Privacy notice: how we use your data
Last update: 8 September 2021
GOV.UK Platform as a Service (PaaS) is a cloud hosting platform for government departments, agencies and crown bodies. Our users (‘tenants’) access the platform to deploy and run their services in the cloud. These services are then used by the general public (‘end users’). In order to make GOV.UK PaaS secure and available we need to collect, process and store personal data both from tenants and end users. The data we collect from tenants is different from the data we collect from end users, so this document lists them separately.
GOV.UK PaaS is provided by the Government Digital Service (GDS), part of the Cabinet Office.
The Cabinet Office is the data controller for the account information of staff of tenant organisations. The tenant organisation will be the data controller for any data that they collect and you should look at the Privacy Notice provided by the relevant site to understand how they use your personal data. The Cabinet Office acts as a data processor for personal data processed by tenants.
What data we collect from tenants
The personal data we collect from you as a tenant will include:
- your name
- your email address
- your mobile telephone number
- your organisational role
- your IP address
We need this information to provide a service that is in the public interest, as some of the apps we host on GOV.UK PaaS are used by the public to access government services.
Why we need data from tenants
We use this information to:
- create and manage user accounts on GOV.UK PaaS
- identify you while you use it
- keep the platform secure from unauthorised access
What we do with tenants’ data
We store the data you provide to:
- get in contact to reply to your queries
- make your user account function correctly
- manage your user account
- send you service related updates and notices
- send you value-add emails but only with your consent
We will not:
- sell or rent your data to third parties
- share your data with third parties for marketing purposes
We will share your data if we are required to do so by law – for example, by court order, or to prevent fraud or other crime.
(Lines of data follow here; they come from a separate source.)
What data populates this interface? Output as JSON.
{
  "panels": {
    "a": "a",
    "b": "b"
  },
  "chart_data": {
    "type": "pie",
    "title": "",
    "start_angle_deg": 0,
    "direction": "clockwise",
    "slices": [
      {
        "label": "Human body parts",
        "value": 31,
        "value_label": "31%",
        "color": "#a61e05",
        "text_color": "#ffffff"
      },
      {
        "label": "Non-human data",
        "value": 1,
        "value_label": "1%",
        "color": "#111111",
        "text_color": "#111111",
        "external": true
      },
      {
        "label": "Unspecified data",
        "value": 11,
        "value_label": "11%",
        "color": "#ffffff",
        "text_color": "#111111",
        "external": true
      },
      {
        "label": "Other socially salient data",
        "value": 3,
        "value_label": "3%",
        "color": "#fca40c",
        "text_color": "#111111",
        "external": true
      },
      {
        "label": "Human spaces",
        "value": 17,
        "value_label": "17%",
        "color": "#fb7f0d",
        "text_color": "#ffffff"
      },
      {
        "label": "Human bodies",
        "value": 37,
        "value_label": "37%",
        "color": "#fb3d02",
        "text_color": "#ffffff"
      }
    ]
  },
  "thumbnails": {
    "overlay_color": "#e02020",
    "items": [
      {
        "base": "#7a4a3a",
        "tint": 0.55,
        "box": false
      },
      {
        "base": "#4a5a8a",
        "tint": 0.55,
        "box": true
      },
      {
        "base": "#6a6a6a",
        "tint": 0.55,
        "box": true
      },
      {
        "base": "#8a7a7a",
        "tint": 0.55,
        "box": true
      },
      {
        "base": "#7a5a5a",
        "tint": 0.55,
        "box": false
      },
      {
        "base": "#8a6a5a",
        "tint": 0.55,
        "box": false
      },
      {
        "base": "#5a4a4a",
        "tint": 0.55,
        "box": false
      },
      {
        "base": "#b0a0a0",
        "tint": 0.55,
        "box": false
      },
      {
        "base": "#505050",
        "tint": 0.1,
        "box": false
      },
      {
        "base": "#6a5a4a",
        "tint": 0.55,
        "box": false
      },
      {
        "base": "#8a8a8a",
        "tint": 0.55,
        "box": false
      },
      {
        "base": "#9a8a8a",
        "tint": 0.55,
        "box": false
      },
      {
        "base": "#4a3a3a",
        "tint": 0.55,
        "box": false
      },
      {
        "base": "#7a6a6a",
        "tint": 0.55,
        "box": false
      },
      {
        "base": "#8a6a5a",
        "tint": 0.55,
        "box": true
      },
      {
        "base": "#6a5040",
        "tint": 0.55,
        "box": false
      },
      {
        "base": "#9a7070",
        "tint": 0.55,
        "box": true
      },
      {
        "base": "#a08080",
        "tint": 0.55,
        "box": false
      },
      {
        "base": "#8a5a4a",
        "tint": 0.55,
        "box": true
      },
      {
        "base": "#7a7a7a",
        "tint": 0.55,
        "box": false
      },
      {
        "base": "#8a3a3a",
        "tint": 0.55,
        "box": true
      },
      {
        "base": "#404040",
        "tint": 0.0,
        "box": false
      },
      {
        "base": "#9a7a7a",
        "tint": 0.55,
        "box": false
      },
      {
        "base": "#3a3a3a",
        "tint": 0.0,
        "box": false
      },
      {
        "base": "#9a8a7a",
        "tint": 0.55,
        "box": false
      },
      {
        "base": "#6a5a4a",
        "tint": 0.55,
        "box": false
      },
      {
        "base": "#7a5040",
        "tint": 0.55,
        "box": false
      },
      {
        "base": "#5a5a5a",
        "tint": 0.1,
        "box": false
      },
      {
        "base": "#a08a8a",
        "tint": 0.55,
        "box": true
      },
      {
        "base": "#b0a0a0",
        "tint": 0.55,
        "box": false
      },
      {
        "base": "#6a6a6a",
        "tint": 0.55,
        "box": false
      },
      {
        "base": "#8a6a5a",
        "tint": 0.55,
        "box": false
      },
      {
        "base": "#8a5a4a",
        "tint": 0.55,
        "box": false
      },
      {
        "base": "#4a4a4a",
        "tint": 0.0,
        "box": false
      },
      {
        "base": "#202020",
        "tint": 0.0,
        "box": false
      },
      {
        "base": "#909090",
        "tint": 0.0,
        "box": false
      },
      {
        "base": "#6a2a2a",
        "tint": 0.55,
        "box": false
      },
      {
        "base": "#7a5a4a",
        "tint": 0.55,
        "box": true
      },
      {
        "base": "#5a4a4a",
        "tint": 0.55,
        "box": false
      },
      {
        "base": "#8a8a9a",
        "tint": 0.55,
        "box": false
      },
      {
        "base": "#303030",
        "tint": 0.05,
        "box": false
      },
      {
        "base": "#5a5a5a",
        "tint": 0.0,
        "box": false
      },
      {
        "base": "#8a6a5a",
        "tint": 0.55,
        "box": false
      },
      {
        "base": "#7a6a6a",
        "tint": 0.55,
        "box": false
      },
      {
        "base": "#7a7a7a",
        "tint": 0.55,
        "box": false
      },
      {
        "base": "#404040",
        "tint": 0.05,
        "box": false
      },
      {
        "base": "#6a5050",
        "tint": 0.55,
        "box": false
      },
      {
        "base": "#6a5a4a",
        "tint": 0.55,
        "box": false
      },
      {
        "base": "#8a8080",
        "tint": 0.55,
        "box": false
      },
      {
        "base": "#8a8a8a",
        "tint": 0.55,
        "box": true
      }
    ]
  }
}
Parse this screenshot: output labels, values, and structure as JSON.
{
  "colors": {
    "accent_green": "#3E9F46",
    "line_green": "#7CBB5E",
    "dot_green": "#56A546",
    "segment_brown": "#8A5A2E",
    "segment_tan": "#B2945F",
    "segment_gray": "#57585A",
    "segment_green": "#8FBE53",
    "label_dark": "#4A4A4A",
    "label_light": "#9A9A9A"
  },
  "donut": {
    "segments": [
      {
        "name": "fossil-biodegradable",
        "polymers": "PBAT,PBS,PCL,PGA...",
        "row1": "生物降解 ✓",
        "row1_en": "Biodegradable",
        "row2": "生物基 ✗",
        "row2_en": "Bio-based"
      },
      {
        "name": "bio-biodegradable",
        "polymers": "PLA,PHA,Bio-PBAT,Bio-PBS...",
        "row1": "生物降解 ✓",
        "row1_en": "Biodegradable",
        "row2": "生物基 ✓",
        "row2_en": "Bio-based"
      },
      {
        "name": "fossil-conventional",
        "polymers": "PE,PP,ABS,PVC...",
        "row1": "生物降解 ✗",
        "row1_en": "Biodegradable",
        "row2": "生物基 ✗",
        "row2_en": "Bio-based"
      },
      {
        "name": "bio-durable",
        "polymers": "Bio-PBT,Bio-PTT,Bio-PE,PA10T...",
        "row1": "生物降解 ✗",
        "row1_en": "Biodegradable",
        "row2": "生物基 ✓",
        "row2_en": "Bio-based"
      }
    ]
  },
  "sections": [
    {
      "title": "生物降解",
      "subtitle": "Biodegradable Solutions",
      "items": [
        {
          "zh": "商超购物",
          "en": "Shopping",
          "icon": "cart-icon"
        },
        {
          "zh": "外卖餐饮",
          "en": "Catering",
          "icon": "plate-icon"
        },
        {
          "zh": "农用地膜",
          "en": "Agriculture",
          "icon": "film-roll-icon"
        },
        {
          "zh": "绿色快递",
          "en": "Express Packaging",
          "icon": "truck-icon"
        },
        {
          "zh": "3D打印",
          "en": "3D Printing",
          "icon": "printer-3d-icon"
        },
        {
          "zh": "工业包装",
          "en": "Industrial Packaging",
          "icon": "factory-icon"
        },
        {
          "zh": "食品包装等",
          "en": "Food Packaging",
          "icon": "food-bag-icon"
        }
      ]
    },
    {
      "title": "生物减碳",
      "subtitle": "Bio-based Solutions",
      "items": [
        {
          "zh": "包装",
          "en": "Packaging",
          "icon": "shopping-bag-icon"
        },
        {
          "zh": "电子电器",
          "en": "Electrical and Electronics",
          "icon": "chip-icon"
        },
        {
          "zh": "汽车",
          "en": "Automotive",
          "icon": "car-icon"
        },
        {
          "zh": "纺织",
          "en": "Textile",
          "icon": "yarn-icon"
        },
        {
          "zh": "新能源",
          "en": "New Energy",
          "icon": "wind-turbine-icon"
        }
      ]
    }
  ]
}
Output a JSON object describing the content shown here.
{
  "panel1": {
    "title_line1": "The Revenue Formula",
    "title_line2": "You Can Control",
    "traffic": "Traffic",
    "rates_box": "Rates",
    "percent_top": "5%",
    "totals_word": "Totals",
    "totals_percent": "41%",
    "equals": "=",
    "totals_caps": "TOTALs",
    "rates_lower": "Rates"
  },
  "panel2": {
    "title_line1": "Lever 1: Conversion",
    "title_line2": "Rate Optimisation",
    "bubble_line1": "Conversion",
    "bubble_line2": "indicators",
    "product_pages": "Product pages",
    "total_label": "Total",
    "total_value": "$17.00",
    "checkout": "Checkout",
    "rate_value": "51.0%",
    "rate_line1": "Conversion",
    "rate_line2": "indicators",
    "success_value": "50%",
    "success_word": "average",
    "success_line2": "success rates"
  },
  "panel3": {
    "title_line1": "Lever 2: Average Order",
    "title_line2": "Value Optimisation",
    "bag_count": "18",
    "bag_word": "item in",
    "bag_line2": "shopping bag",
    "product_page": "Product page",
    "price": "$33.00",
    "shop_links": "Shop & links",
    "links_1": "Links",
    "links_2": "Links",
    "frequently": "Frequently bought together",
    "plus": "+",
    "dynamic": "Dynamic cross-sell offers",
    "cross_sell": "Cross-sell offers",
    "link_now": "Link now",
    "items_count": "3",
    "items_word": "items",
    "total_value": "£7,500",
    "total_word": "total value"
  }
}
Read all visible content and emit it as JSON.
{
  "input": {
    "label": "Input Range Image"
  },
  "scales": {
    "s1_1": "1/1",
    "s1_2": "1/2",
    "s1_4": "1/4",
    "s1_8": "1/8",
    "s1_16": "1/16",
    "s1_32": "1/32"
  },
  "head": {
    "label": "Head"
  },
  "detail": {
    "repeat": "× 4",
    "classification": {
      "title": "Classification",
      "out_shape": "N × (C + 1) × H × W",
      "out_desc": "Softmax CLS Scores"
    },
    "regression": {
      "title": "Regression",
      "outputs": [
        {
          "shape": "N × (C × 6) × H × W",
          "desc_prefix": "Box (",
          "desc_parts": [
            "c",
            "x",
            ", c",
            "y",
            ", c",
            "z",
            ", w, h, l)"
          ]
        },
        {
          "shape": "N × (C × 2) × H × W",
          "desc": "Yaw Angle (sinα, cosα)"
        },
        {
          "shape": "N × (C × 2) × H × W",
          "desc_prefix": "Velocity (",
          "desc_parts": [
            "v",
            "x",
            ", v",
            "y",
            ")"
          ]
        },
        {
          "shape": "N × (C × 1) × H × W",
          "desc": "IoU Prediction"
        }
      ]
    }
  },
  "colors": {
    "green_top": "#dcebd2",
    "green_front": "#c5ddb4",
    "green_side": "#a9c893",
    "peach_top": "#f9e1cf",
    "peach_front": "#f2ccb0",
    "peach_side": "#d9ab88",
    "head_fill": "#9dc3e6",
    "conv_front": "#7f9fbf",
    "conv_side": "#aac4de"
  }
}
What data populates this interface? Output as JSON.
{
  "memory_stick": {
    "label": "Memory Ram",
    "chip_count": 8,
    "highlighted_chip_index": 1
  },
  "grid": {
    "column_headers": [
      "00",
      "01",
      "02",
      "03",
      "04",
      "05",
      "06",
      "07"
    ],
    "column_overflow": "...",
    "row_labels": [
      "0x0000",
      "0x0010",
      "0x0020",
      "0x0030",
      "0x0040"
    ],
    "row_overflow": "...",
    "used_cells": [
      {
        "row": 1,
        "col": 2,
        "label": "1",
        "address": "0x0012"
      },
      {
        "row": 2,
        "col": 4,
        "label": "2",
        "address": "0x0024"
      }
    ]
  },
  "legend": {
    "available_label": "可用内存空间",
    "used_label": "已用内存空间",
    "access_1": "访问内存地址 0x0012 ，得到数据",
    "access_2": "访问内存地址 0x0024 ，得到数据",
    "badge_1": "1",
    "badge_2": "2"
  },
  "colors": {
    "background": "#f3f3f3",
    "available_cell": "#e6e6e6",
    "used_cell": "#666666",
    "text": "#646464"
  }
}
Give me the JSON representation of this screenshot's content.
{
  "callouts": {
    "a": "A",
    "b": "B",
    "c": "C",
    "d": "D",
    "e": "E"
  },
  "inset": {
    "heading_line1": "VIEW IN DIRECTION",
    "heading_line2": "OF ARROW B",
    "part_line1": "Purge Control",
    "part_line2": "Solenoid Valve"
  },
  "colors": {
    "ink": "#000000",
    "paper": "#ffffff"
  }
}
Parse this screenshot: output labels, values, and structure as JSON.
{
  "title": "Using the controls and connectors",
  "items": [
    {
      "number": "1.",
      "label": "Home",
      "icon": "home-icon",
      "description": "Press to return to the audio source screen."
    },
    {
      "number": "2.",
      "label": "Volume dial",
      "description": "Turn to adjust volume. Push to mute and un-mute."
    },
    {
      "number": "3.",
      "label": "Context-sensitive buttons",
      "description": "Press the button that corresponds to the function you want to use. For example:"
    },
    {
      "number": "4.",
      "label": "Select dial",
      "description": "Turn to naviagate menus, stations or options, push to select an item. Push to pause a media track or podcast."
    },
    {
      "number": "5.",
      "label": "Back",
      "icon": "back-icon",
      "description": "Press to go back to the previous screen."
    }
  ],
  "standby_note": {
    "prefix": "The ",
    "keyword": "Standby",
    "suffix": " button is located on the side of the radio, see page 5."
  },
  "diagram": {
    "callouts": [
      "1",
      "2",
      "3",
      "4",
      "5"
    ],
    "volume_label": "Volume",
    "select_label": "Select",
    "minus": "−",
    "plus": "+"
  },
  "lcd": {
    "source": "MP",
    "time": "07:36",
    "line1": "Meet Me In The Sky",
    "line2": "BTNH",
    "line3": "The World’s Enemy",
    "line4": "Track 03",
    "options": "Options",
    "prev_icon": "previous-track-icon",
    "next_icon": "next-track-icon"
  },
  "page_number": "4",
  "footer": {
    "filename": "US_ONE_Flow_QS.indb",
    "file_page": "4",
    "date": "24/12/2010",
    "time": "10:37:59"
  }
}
How long we keep data from tenants
We will only retain your personal data for as long as:
- the law requires us to
- we need to provide this service
In general, this means that we will only hold your personal data for a minimum of 1 year and a maximum of 2 years.
We will delete your personal data when you ask us to remove your user account. It might take up to 35 days for your data to be completely cleared from our logs and back-ups.
What data we collect from end users
The personal data we collect from end users will include:
- their IP address
- any cookies that are set by your service
We need this information to provide a service that is in the public interest, as some of the apps we host on GOV.UK PaaS are used by the public to access government services.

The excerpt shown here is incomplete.